Назавтра, разложив неказистые тетради в азбучном порядке, я погрузился в хаос почерков и преждевременно[3] наткнулся на сочинения Валевской и Вейн, чьи тетрадки я почему-то положил сверху. Первая по случаю экзамена разстаралась, и ее руку еще можно было с грехом пополам разобрать, но работа Сивиллы являла собой всегдашнюю смесь нескольких демонических почерков. Она начала писать очень бледным и очень твердым карандашом, который вытеснял глубокие рубцы на обороте листа, но на лицевой стороне не оставлял сколько-нибудь существенных следов. К счастью, грифель скоро обломился, и Сивилла продолжала писать другим, более темным карандашом, и постепенно дошла до такой толщины размытых линий, что казалось она пишет почти что углем, к которому примешивались следы губной помады из-за того, что она слюнила тупой кончик грифеля. Ее сочинение, хотя оно было и хуже, чем я предполагал, хранило все признаки отчаянного старания, с подчеркиваниями, перестановками частей текста, необязательными сносками — словно бы она положила себе покончить со всеми делами самым достойным образом. Потом она заняла у Мэри Валевской автоматическое перо и дописала: «Cette ехаmain est finie ainsi que ma vie. Adieu, jeunes filles! Пожалуйста, Monsieur le Professeur, скажите ma soeur[4], что Смерть не лучше, чем D с минусом[5], но все-таки лучше, чем жизнь минус Д.»

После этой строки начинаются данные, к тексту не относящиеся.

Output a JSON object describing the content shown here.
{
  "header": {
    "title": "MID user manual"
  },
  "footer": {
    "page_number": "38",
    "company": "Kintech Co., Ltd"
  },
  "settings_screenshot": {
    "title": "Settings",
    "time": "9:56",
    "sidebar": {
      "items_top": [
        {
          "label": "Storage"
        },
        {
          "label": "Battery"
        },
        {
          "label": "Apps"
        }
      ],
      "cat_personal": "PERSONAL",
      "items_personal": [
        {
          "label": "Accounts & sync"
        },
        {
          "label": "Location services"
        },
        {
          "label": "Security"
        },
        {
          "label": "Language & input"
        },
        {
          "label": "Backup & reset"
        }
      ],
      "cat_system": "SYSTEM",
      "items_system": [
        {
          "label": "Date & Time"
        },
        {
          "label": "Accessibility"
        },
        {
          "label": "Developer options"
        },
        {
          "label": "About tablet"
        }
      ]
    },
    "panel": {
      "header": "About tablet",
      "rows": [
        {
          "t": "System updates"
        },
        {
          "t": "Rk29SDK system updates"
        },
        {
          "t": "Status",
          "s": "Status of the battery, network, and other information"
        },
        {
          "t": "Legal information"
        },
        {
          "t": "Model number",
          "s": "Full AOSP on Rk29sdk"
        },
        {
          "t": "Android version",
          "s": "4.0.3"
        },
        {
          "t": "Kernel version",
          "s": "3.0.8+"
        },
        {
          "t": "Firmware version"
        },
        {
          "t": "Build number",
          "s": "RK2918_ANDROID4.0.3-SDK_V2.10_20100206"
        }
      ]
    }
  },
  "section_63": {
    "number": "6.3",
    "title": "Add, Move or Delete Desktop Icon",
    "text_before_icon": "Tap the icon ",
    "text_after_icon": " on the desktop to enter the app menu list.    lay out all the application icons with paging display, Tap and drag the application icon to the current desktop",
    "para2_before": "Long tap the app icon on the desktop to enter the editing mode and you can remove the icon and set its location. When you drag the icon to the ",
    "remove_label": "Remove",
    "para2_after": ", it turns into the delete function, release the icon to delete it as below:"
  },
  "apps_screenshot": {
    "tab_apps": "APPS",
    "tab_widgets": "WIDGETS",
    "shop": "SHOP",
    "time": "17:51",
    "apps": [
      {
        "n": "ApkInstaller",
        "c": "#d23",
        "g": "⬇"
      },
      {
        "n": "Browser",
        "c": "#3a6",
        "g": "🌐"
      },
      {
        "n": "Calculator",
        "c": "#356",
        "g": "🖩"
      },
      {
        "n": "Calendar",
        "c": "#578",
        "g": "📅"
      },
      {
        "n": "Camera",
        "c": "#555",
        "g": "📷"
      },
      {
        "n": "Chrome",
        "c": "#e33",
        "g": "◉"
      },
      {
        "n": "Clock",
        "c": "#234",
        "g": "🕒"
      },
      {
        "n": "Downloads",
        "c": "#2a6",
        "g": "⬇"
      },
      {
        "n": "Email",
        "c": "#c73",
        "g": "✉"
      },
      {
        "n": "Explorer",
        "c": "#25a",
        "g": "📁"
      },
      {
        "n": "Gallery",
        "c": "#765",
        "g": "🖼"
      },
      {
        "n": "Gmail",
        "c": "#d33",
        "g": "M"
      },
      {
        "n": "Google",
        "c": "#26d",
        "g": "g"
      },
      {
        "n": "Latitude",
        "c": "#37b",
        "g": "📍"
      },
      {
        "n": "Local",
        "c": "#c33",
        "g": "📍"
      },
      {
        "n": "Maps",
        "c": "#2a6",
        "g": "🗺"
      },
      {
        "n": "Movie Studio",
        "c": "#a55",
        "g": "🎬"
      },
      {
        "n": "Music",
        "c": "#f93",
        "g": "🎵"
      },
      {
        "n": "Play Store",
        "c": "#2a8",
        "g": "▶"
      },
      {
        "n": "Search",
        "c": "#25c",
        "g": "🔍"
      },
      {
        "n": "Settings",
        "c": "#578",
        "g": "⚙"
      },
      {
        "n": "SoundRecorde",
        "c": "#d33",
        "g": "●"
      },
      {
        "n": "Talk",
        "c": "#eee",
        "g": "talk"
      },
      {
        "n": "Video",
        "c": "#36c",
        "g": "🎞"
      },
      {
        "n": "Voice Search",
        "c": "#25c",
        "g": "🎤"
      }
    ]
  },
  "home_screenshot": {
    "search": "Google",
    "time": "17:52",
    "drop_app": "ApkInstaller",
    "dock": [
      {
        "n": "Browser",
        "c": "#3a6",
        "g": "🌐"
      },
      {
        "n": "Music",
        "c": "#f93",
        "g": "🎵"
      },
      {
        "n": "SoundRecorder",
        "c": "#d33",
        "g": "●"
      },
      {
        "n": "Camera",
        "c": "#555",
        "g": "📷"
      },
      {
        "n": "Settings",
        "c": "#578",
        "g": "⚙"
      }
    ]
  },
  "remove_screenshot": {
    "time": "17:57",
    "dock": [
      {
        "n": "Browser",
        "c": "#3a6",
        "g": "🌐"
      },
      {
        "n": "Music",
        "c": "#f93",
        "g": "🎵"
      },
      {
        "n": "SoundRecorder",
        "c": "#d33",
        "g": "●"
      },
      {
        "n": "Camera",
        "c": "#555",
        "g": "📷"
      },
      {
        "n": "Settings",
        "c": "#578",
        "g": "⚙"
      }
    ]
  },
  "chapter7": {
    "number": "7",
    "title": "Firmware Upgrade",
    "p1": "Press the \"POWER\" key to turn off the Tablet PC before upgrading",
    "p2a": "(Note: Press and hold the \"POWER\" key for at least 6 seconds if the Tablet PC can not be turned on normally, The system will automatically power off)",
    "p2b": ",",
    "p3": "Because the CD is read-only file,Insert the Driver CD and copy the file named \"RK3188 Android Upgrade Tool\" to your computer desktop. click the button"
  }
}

Я безотлагательно телефонировал Цинтии, и она сказала мне, что все кончено, — все уже было кончено в восемь часов утра — и попросила принести записку, а когда я принес ее, улыбнулась сквозь слезы, с гордостью восхищаясь тем, как своеобразно Сивилла воспользовалась («Как это на нее похоже!») экзаменом по французской литературе. Она тут же «сварганила» два стакана виски с сельтерской водой, все не разставаясь с тетрадкой Сивиллы (забрызганной теперь сельтерской и слезами), и углубилась опять в изучение предсмертного послания, после чего мне пришлось указать ей на грамматические ошибки в нем и объяснить, как в американских колледжах переводят слово «девочка» из опасения, что студенты будут щеголять французским эквивалентом «девки» или чего похуже. Эти несколько безвкусные пустяки страшно понравились Цинтии, которая уже выплыла, жадно хватая воздух, на поверхность своего горя. Потом, держа эту раскисшую тетрадь как паспорт в некий будничный Элизий (где карандашные грифели не обламываются и где мечтательная юная красавица с безукоризненным лицом наматывает локон на свой мечтательный палец, задумавшись над каким-то небесным экзаменом), Цинтия повела меня во второй этаж, в холодную спаленку, чтобы показать мне — как-будто я был пристав или соболезнующий ирландец-сосед — два пустых пузырька из-под пилюль и разворошенную постель, из которой уже было удалено нежное, несущественное тело, должно быть знакомое Д. до последней бархатистой подробности.